As I make arrangements to close down things in the lab and prepare for a bit of turkey and ham, I thought I’d put up some of my favourite blog posts from the last year:

Finally, for a bit of fun, check out the Austrian Hexapod Dance Competition:

You need to a flashplayer enabled browser to view this YouTube video

Progress at Willow Garage

Just came across this new video of the Willow Garage PR2 robot. They’re making rapid progress. When they reach their goal of distributing these platforms to research groups around the world, it will be a good day for robotics. One neat package that comes out of the box up many different near-state-of-the-art capabilities.

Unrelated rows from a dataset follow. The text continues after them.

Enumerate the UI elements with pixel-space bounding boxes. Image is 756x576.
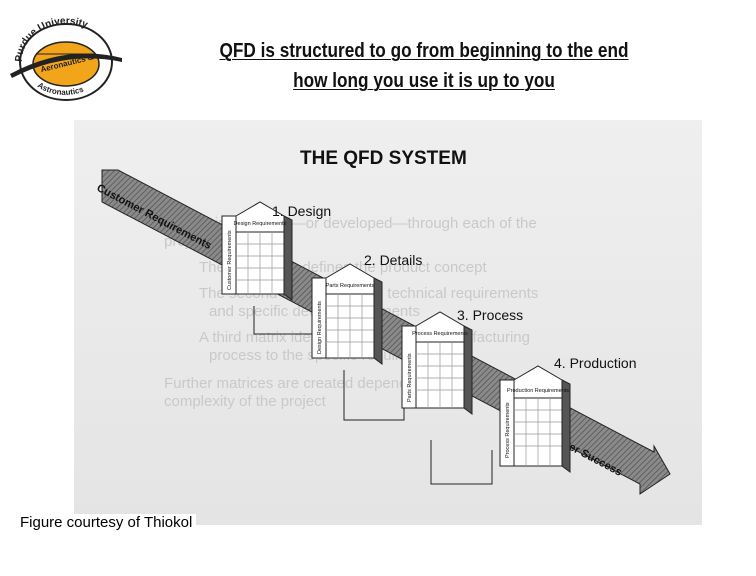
stage-number-label: 3. Process [457, 307, 523, 323]
stage-4: Production Requirements Process Requirem… [499, 365, 571, 473]
stage-side-label: Process Requirements [505, 402, 511, 458]
background-text-line: complexity of the project [164, 393, 327, 410]
stage-2: Parts Requirements Design Requirements [311, 263, 383, 365]
stage-number-label: 1. Design [272, 203, 331, 219]
slide-title: QFD is structured to go from beginning t… [188, 36, 659, 96]
stage-roof-label: Design Requirements [234, 221, 287, 227]
purdue-aero-logo: Purdue University Aeronautics & Astronau… [10, 16, 122, 101]
stage-roof-label: Process Requirements [412, 331, 468, 337]
stage-roof-label: Parts Requirements [326, 283, 375, 289]
stage-3: Process Requirements Parts Requirements [401, 311, 473, 415]
qfd-system-figure: Quality is deployed—or developed—through… [74, 120, 702, 525]
figure-heading: THE QFD SYSTEM [300, 148, 467, 169]
stage-side-label: Design Requirements [317, 301, 323, 354]
slide-title-line-2: how long you use it is up to you [293, 70, 555, 92]
stage-1: Design Requirements Customer Requirement… [221, 201, 293, 301]
figure-caption: Figure courtesy of Thiokol [20, 514, 197, 531]
stage-side-label: Parts Requirements [407, 353, 413, 402]
stage-number-label: 4. Production [554, 355, 637, 371]
stage-side-label: Customer Requirements [227, 230, 233, 290]
stage-roof-label: Production Requirements [507, 388, 569, 394]
qfd-diagram: Quality is deployed—or developed—through… [74, 120, 702, 525]
slide-title-line-1: QFD is structured to go from beginning t… [219, 40, 629, 62]
stage-number-label: 2. Details [364, 252, 422, 268]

Right now every research group is independently re-creating platforms from scratch, and it’s a huge obstacle to progress.
If you haven’t heard of Willow Garage, I have an overview here.

 You need to a flashplayer enabled browser to view this YouTube video

Update: Another new video, celebrating two successive days of autonomous runs.

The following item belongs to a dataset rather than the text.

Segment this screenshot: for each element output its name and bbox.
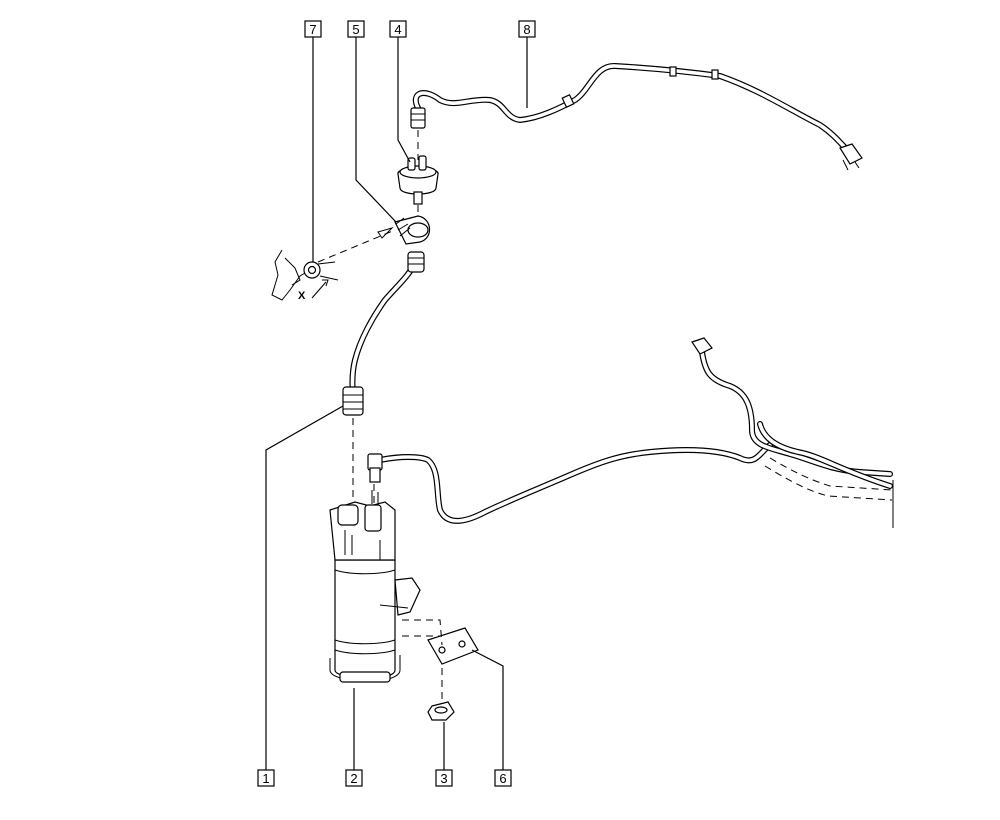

You need to a flashplayer enabled browser to view this YouTube video

Amazon Remembers

When it rains, it pours. Amazon is joining the visual search party, but with a twist.

Today Amazon released an iPhone app with a feature called “Amazon Remembers”. You take a picture of some product you’re interested in and the app uploads it to Amazon. You can then revisit your list later from a browser, e.g. to buy the item. The interesting bit is that Amazon attempts to generate a link to the product page based on your image. Examples here. This isn’t instant, and may take anywhere from five minutes to 24 hours.

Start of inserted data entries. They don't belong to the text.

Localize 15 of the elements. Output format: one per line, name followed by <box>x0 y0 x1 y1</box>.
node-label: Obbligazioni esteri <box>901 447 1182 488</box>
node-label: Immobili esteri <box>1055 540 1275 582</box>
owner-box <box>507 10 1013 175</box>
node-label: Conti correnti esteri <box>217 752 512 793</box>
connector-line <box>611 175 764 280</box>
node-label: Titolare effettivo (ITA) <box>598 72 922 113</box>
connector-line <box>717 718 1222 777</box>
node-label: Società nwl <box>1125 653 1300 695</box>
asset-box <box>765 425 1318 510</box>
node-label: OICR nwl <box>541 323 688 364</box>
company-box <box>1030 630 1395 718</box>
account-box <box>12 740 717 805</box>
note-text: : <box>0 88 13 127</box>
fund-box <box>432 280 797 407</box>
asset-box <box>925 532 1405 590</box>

Fascinatingly, the back end is apparently not computer vision based. It uses Mechanical Turk, where Amazon is paying people $0.10 per image to generate the links. See here. This is quite amazing to me. I have no idea if Mechanical Turk is deep enough to support this app if it truly becomes popular, but I suppose in that case Amazon could set up a dedicated call-centre type operation to handle the image recognition.

So, visual search companies now have a very direct measure of the value of a correct image search. Judging by the current set of images on Mechanical Turk, a fully automated solution is not possible. However, a hybrid system where some easy categories like books are recognised automatically and harder cases are farmed out to Mechanical Turk would clearly translate into significantly lower costs.
(Of course it’s possible Amazon are already doing this, though I did see several books in the Mechanical Turk requests).

Nokia Point and Find

It seems I missed something fairly major in my round up of mobile visual search companies last week. Nokia have a serious project in the area called Point and Find. You can see a demo here. From MSearchGroove:

“Nokia is committed to owning the visual search space and has committed a staff of 30 to build the business and further develop the technology. The business area has the buy-in of Nokia senior execs and “quite large” funding from the company

The technology comes from an acquisition of a valley startup called Pixto just over a year ago. Nokia’s service is apparently  due for launch soon, initially recognising movie posters only.